Questionable cultural cache

Objects and symbols can have different meanings in different cultures. If an AI model is unaware of the differences, it can make a serious error in interpreting a story. Foreign opponents can also use these symbols to make their messages more convincing to the target group.

Anurag Acharya is a former Ph.D. Student of Finlayson who worked on this problem. He found that training the AI ​​with different cultural perspectives improves the AI’s understanding of stories.

“A story might say, ‘The woman was overjoyed in her white dress.’ An AI model trained exclusively on weddings from Western stories could read that and say, “That’s great!” But if my mother saw that sentence, she would be very offended because we only wear white to funerals,” says Acharya, who comes from a family with Hindu roots.

It is critical that AI understands these nuances so that it can detect when foreign adversaries are leveraging cultural messages and symbols to achieve greater malicious impact.

Acharya and Finlayson recently published a paper on this topic that was presented at a workshop at the North American Chapter meeting of the Association for Computational Linguistics (NAACL), a leading AI conference.

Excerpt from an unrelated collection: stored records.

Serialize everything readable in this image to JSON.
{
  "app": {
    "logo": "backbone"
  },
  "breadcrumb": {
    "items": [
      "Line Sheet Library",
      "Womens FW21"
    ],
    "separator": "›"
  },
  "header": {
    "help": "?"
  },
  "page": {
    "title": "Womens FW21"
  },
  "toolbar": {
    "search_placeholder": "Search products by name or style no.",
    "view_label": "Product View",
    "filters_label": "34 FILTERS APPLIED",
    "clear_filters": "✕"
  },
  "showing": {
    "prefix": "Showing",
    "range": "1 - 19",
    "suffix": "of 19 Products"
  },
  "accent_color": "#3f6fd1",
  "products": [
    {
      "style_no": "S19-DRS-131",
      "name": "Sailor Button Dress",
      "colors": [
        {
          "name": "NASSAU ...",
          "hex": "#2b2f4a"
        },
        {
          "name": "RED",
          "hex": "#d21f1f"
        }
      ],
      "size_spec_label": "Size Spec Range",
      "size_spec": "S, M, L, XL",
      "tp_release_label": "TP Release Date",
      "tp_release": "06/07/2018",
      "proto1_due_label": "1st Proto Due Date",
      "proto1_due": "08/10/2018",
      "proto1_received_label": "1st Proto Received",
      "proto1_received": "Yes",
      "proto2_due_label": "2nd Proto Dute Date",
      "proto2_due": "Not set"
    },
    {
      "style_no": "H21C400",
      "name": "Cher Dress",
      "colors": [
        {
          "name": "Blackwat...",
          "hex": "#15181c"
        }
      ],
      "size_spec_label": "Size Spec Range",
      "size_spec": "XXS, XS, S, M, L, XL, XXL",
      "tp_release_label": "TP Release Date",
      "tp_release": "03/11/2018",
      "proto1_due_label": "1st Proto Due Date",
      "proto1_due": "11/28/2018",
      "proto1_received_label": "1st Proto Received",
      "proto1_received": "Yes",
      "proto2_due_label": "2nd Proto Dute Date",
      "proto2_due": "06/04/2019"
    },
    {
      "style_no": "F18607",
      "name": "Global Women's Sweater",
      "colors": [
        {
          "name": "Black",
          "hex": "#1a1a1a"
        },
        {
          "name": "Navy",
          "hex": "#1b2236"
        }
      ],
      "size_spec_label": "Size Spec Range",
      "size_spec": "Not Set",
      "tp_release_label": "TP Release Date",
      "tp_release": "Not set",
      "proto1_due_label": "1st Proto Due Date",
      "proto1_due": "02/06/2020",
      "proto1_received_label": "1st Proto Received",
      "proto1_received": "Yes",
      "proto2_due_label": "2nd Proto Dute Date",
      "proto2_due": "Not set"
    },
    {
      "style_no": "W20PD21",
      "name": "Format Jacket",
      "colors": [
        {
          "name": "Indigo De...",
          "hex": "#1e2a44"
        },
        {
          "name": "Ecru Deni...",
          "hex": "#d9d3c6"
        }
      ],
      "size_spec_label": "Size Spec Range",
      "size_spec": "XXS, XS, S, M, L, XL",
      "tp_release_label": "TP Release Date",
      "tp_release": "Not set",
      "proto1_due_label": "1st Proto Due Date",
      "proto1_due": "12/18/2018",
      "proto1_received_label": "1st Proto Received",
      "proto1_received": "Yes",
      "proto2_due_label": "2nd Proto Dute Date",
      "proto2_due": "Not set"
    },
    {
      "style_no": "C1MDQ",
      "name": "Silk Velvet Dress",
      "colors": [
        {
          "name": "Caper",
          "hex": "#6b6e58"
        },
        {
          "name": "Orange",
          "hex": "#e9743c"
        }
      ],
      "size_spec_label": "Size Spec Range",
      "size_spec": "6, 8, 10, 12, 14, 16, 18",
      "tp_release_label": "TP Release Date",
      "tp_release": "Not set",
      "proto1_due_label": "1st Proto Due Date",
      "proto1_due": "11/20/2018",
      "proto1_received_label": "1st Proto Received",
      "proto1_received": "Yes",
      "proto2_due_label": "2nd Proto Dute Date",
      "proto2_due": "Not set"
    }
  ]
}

We help AI find order in chaos

Another difficulty in understanding stories is that the sequence of events that a story tells is rarely presented in a clean and precise manner. Rather, events are often found in parts that are intertwined with other storylines. For the human reader this has a dramatic effect; However, with AI models, such complex relationships can cause confusion.

Finlayson’s research on timeline extraction has significantly improved AI’s understanding of event sequences within narratives.

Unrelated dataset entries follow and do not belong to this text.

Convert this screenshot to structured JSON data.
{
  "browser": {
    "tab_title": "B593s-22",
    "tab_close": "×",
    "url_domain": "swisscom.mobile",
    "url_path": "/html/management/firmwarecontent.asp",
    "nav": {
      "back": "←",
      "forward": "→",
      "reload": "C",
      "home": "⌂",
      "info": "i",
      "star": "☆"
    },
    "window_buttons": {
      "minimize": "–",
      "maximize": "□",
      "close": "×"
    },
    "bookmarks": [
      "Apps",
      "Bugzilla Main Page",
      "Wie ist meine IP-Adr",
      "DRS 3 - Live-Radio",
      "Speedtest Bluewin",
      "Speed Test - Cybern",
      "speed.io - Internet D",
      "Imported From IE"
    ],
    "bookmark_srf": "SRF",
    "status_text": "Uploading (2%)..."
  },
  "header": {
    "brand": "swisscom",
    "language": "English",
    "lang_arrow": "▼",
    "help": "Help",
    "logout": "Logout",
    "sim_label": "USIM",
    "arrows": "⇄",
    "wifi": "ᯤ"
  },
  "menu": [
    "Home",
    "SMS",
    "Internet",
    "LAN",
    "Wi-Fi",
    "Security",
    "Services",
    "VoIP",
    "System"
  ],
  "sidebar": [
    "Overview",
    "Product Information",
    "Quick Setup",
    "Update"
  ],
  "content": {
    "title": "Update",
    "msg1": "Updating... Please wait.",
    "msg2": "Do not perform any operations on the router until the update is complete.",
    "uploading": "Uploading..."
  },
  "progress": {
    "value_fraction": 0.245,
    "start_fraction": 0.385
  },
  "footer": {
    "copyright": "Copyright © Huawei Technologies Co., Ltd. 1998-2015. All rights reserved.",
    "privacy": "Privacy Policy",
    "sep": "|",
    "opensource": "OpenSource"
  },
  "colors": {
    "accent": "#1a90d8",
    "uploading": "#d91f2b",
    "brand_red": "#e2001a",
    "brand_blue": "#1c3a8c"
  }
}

“Reversals and rearrangements of events can occur in a story in many different and complex ways. This is one of the key topics we have been working on with AI. We helped the AI ​​understand how to represent different events in the real world and how they might influence each other,” says Finlayson.

“This is a good example of something that is easy for humans to understand but challenging for machines. An AI model must be able to accurately order the events in a story. This is important not only for detecting disinformation, but also to support many other applications.”

The FIU team’s advances in helping AI understand stories are designed to help intelligence analysts combat disinformation with new levels of efficiency and accuracy.